RRDTool lets you graph multiple data sets on the same graph. So, I want to graph this week's hits and last week's hits. However, since the data sets are on different time intervals, I need to shift last week's set forward by one week. Here's the rrdtool command that graphs it for us, with last week's and this week's data on the same graph, displayed at the same time period:

rrdtool graph webhits.png -s "-1 week" \
   DEF:hits=webhits.rrd:hits:AVERAGE  \
   DEF:lastweek=webhits.rrd:hits:AVERAGE:start="-2 weeks":end="start + 1 week" \
   SHIFT:lastweek:604800 \
   LINE1:lastweek#00FF00:"last week" LINE1:hits#FF0000:"this week"
That'll look like line noise if you've never used RRDTool before. I define two data sets with DEF: hits and lastweek. They both read from the 'hits' data set in webhits.rrd. One starts at "-1 week" (one week ago, duh) and the other starts 2 weeks ago and ends last week. I then shift last week's data forward by 7 days (604800 seconds). Lastly, I draw two lines, one for last weeks (green), the other for this weeks (red).

That graph looks like this:

That's not really useful, becuase there's so many data points the graph almost becomes meaningless. This is due to my poor creation of RRAs. We can fix that by redoing the database, or using the TREND feature. Change our graph statement to be:

rrdtool graph webhits.png -s "-1 week" \
   DEF:hits=webhits.rrd:hits:AVERAGE  \
   DEF:lastweek=webhits.rrd:hits:AVERAGE:start="-2 weeks":end="start + 1 week" \
   SHIFT:lastweek:604800 \
   CDEF:t_hits=hits,86400,TREND CDEF:t_lastweek=lastweek,86400,TREND \
   LINE1:lastweek#CCFFCC:"last week" LINE1:hits#FFCCCC:"this week" \
   LINE1:t_lastweek#00FF00:"last week" LINE1:t_hits#FF0000:"this week"
I added only two CDEF statements. They take a data set and "trend" it by one day (86400 seconds). This creates a sliding average across time. I store these in new data sets called t_hits and t_lastweek and graph those aswell.
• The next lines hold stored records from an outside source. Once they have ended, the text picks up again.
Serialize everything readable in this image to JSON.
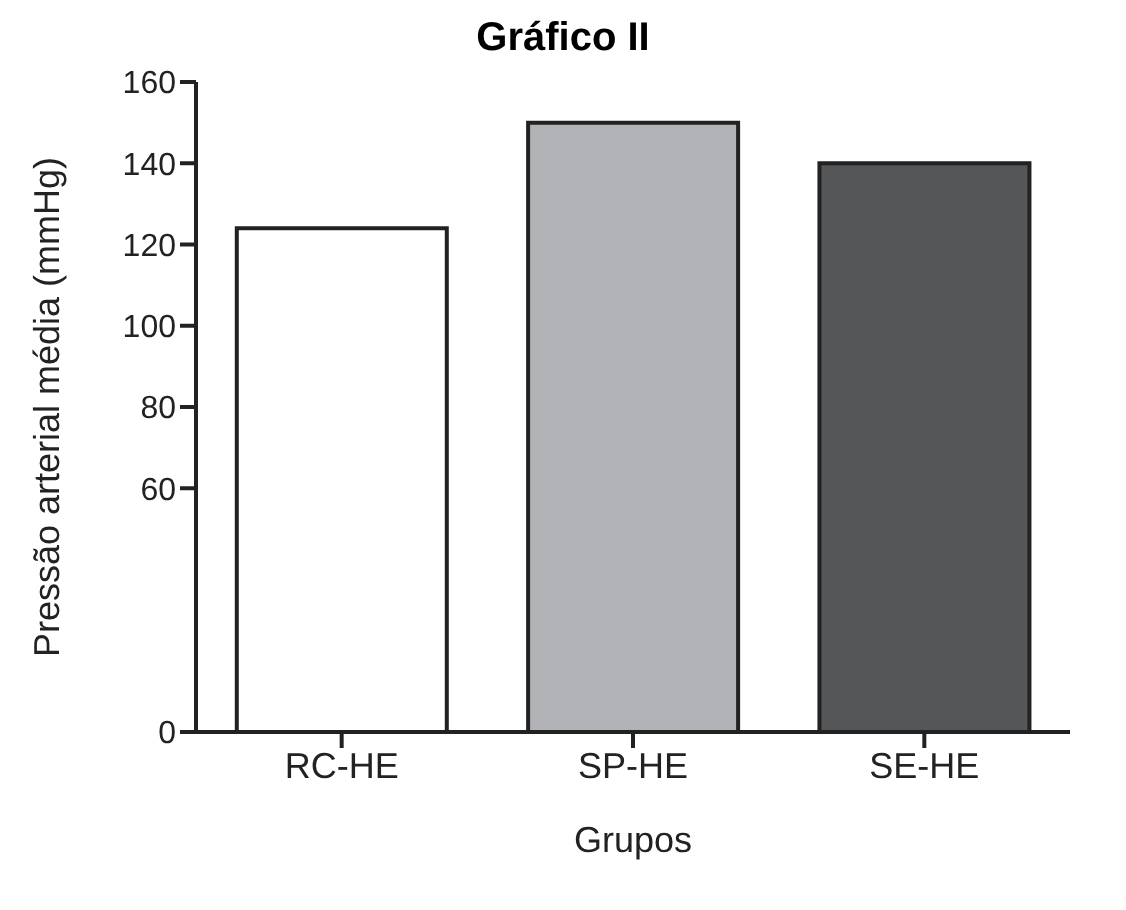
{
  "chart_data": {
    "type": "bar",
    "title": "Gráfico II",
    "xlabel": "Grupos",
    "ylabel": "Pressão arterial média (mmHg)",
    "categories": [
      "RC-HE",
      "SP-HE",
      "SE-HE"
    ],
    "values": [
      124,
      150,
      140
    ],
    "colors": [
      "#ffffff",
      "#b2b3b6",
      "#555658"
    ],
    "ylim": [
      0,
      160
    ],
    "yticks": [
      0,
      60,
      80,
      100,
      120,
      140,
      160
    ],
    "grid": false
  }
}
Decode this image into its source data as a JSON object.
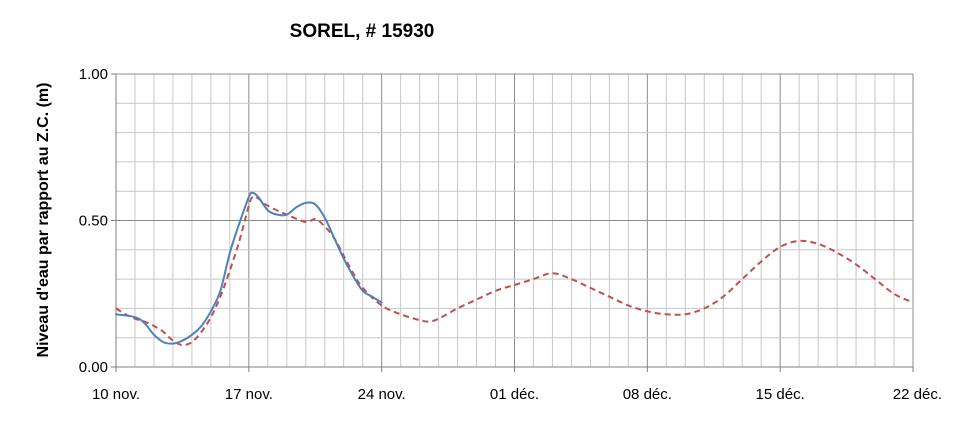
{
  "chart_data": {
    "type": "line",
    "title": "SOREL, # 15930",
    "xlabel": "",
    "ylabel": "Niveau d'eau par rapport  au Z.C. (m)",
    "x_range": [
      0,
      42
    ],
    "ylim": [
      0,
      1
    ],
    "y_ticks": [
      0,
      0.5,
      1
    ],
    "y_tick_labels": [
      "0.00",
      "0.50",
      "1.00"
    ],
    "x_ticks": [
      0,
      7,
      14,
      21,
      28,
      35,
      42
    ],
    "x_tick_labels": [
      "10 nov.",
      "17 nov.",
      "24 nov.",
      "01 déc.",
      "08 déc.",
      "15 déc.",
      "22 déc."
    ],
    "grid": true,
    "legend": "none",
    "series": [
      {
        "style": "solid",
        "color": "#4f81bd",
        "points": [
          [
            0,
            0.18
          ],
          [
            1,
            0.17
          ],
          [
            1.5,
            0.15
          ],
          [
            2,
            0.11
          ],
          [
            2.5,
            0.085
          ],
          [
            3,
            0.08
          ],
          [
            3.5,
            0.09
          ],
          [
            4,
            0.11
          ],
          [
            4.5,
            0.14
          ],
          [
            5,
            0.19
          ],
          [
            5.5,
            0.26
          ],
          [
            6,
            0.39
          ],
          [
            6.5,
            0.49
          ],
          [
            7,
            0.58
          ],
          [
            7.2,
            0.595
          ],
          [
            7.5,
            0.58
          ],
          [
            8,
            0.535
          ],
          [
            8.5,
            0.52
          ],
          [
            9,
            0.52
          ],
          [
            9.5,
            0.545
          ],
          [
            10,
            0.56
          ],
          [
            10.5,
            0.555
          ],
          [
            11,
            0.51
          ],
          [
            11.5,
            0.44
          ],
          [
            12,
            0.37
          ],
          [
            12.5,
            0.31
          ],
          [
            13,
            0.26
          ],
          [
            13.5,
            0.24
          ],
          [
            14,
            0.22
          ]
        ]
      },
      {
        "style": "dashed",
        "color": "#c0504d",
        "points": [
          [
            0,
            0.2
          ],
          [
            0.5,
            0.18
          ],
          [
            1,
            0.165
          ],
          [
            1.5,
            0.155
          ],
          [
            2,
            0.14
          ],
          [
            2.5,
            0.12
          ],
          [
            3,
            0.09
          ],
          [
            3.5,
            0.075
          ],
          [
            4,
            0.085
          ],
          [
            4.5,
            0.12
          ],
          [
            5,
            0.17
          ],
          [
            5.5,
            0.24
          ],
          [
            6,
            0.33
          ],
          [
            6.5,
            0.43
          ],
          [
            7,
            0.55
          ],
          [
            7.2,
            0.58
          ],
          [
            7.5,
            0.575
          ],
          [
            8,
            0.55
          ],
          [
            9,
            0.52
          ],
          [
            10,
            0.495
          ],
          [
            10.5,
            0.505
          ],
          [
            11,
            0.48
          ],
          [
            11.5,
            0.44
          ],
          [
            12,
            0.38
          ],
          [
            12.5,
            0.32
          ],
          [
            13,
            0.27
          ],
          [
            14,
            0.21
          ],
          [
            15,
            0.18
          ],
          [
            16,
            0.16
          ],
          [
            16.5,
            0.155
          ],
          [
            17,
            0.165
          ],
          [
            18,
            0.2
          ],
          [
            19,
            0.23
          ],
          [
            20,
            0.26
          ],
          [
            21,
            0.28
          ],
          [
            22,
            0.3
          ],
          [
            23,
            0.32
          ],
          [
            24,
            0.3
          ],
          [
            25,
            0.27
          ],
          [
            26,
            0.24
          ],
          [
            27,
            0.21
          ],
          [
            28,
            0.19
          ],
          [
            29,
            0.18
          ],
          [
            30,
            0.18
          ],
          [
            31,
            0.2
          ],
          [
            32,
            0.24
          ],
          [
            33,
            0.3
          ],
          [
            34,
            0.36
          ],
          [
            35,
            0.41
          ],
          [
            36,
            0.43
          ],
          [
            37,
            0.42
          ],
          [
            38,
            0.39
          ],
          [
            39,
            0.35
          ],
          [
            40,
            0.3
          ],
          [
            41,
            0.25
          ],
          [
            42,
            0.22
          ]
        ]
      }
    ]
  }
}
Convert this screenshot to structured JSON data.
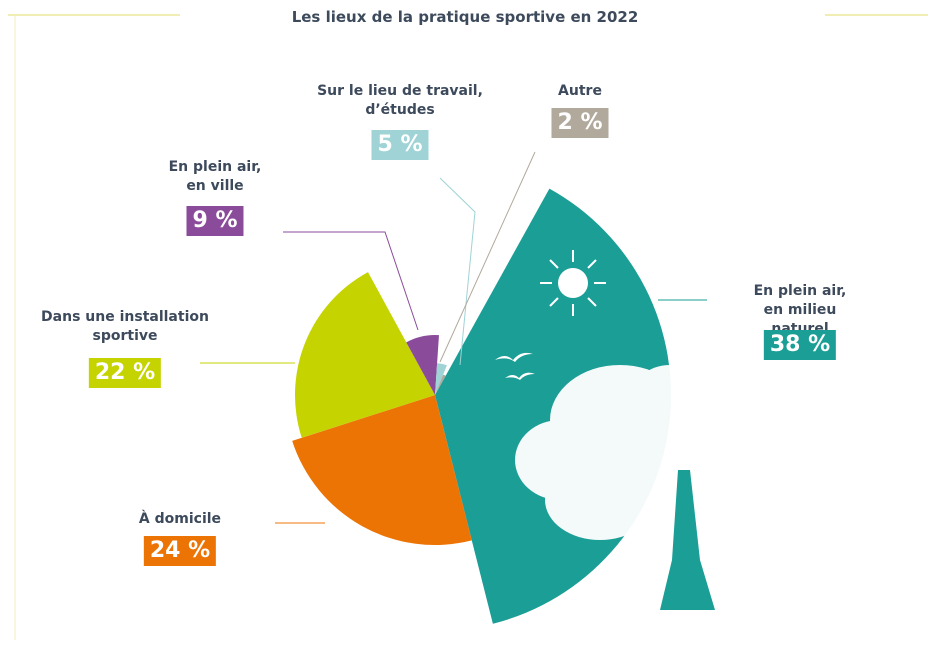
{
  "chart_data": {
    "type": "pie",
    "title": "Les lieux de la pratique sportive en 2022",
    "categories": [
      "En plein air,\nen milieu naturel",
      "À domicile",
      "Dans une installation\nsportive",
      "En plein air,\nen ville",
      "Sur le lieu de travail,\nd’études",
      "Autre"
    ],
    "values": [
      38,
      24,
      22,
      9,
      5,
      2
    ],
    "value_labels": [
      "38 %",
      "24 %",
      "22 %",
      "9 %",
      "5 %",
      "2 %"
    ],
    "colors": [
      "#1a9e96",
      "#ec7404",
      "#c5d300",
      "#8b4b9b",
      "#9fd3d6",
      "#b1a99c"
    ]
  }
}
The new graph looks like this:

You'll notice the slide values are chopped off on the left, that's becuase it doesn't have enough data points at those time periods to make an average. However, including the raw data makes the graph scale as it did before, making viewing the trend difference awkward. So, let's fix it by not graphing the raw data. Just cut out the LINE1:lastweek and LINE1:hits options.

Fixing the sliding average cutoff, add a title, and a vertical label:

rrdtool graph webhits.png -s "-1 week" \
   -t "Web Server Hits - This week vs Last week" \
   -v "hits/minute" \
   DEF:hits=webhits.rrd:hits:AVERAGE:start="-8 days":end="start + 8 days"  \
   DEF:lastweek=webhits.rrd:hits:AVERAGE:start="-15 days":end="start + 8 days" \
   SHIFT:lastweek:604800 \
   CDEF:t_hits=hits,86400,TREND CDEF:t_lastweek=lastweek,86400,TREND \
   LINE1:t_lastweek#00FF00:"last week" LINE1:t_hits#FF0000:"this week" \
The graph is still from one week ago until now, but our data sets used extend beyond those boundaries, so that sliding averages can be calculated throughout. The new, final graph, looks like this:

Now I can compare this week's hits against last weeks, quickly with a nice visual. This is what I'm looking for.

This would become truely useful if we had lots of time periods (days, weeks, whatever) to look at. Then we could calculate standard deviation, etc. A high outlier could be marked automatically with a label, giving an instant visual cue that something is potentially novel. It might be simple to create a sort-of sliding "standard deviation" curve. I haven't tried that yet.